Phone-ins, more than ever these days, consist of those worried about the rising cost of living and a DJ whipping up additional anxiety by wheedling out the worst cases they can find to use as examples. But I do think too many people just don’t understand the gravitas of the coming situation.
Sometimes I wonder if I am living on a different planet to other people. I am listening to people talking about how they have sold their car, and are walking around indoors with their coat and hat on. And then there are others who are worried about having to cut down on how much fruit they can buy. Someone mentioned they had cancelled their next hair appointment. They discuss having to consider swapping Heinz for a lesser brand and may have to turn the thermostat down a notch or two. The BBC suggested last week that people might have to buyer fewer clothes in the coming months.
I think people are in for a shock.
Occasionally a presenter might make the suggestion that, in fact, we have all been living beyond our means for a long time. They wouldn’t be wrong. But you can’t say that because washing your car every weekend, or keeping the heating on whilst a window is open seem to have become basic statutory rights, and you can’t chastise people. I really don’t think people understand how bad things are going to be after April 1st. I don’t get how my neighbours, who have their lights on all day, live off takeaways, beer and cigarettes, are doing it. They are half my age. Aren’t they supposed to be the climate aware generation?
Some are determined not to go back to those post-war days as if cutting back is a bad thing. My parents number amongst them. Others, like me, who have rarely experienced life without luxuries now consider only the basics and are happy to make those concessions if only to keep a roof over our heads. Some of us treat every drop of water as a precious commodity and find the unnecessary waste of food an abhorrence. Many of us are those who already had no disposable income or are trying to stretch inadequate pensions to last far longer than they were designed to. And whilst yes, we are probably going to feel the pinch worse than others since we’ve already been living that existence, at least we know how to play the game and we have crunched the numbers and have some measure of the additional sacrifices we are going to have to make.
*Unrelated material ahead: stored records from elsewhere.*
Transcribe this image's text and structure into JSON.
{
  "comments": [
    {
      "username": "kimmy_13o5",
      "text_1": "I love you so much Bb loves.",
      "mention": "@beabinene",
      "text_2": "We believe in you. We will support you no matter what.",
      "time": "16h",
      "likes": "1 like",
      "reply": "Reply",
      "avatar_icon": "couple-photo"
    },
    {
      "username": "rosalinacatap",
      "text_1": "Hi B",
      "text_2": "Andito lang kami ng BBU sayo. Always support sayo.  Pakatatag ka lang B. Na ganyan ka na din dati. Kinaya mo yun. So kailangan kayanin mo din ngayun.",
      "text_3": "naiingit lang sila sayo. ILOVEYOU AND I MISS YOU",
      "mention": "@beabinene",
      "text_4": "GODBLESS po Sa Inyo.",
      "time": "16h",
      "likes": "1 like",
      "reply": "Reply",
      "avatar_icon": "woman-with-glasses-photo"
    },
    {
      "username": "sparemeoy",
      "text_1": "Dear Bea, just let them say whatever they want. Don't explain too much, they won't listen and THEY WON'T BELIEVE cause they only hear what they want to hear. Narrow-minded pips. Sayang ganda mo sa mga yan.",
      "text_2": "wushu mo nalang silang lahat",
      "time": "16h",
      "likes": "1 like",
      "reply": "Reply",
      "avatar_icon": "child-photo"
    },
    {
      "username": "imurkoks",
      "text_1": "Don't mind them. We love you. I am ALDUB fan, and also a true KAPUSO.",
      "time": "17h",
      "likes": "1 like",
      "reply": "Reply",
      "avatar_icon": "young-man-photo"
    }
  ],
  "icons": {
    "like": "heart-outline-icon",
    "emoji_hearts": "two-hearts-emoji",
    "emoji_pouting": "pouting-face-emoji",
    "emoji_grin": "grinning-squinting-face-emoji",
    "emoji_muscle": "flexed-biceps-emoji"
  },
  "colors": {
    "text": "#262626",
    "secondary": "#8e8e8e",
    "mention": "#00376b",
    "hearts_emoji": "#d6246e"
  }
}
I don’t worry about things getting tougher. I know they will. But I have coping mechanisms. I switched off my boiler mid February. I have done my last meter readings before April 1st kicks in. I have used 31 kWh less of electricity than this time last year and 34 kWh less of gas. I can do this.
I have squirrelled away cut price food, learned how to go without, foraged and I’ve toughened up. But I am also blessed with emergency savings and my health and mobility. Perhaps the greatest blessing we have right now, is that we are almost through winter and the agony of being cold at home (for me at least) is already a distant memory. Until it all begins again and worse in October as prices will probably climb again. But that’s another challenge for another time. And at least we have 7 months and anything can happen in that time.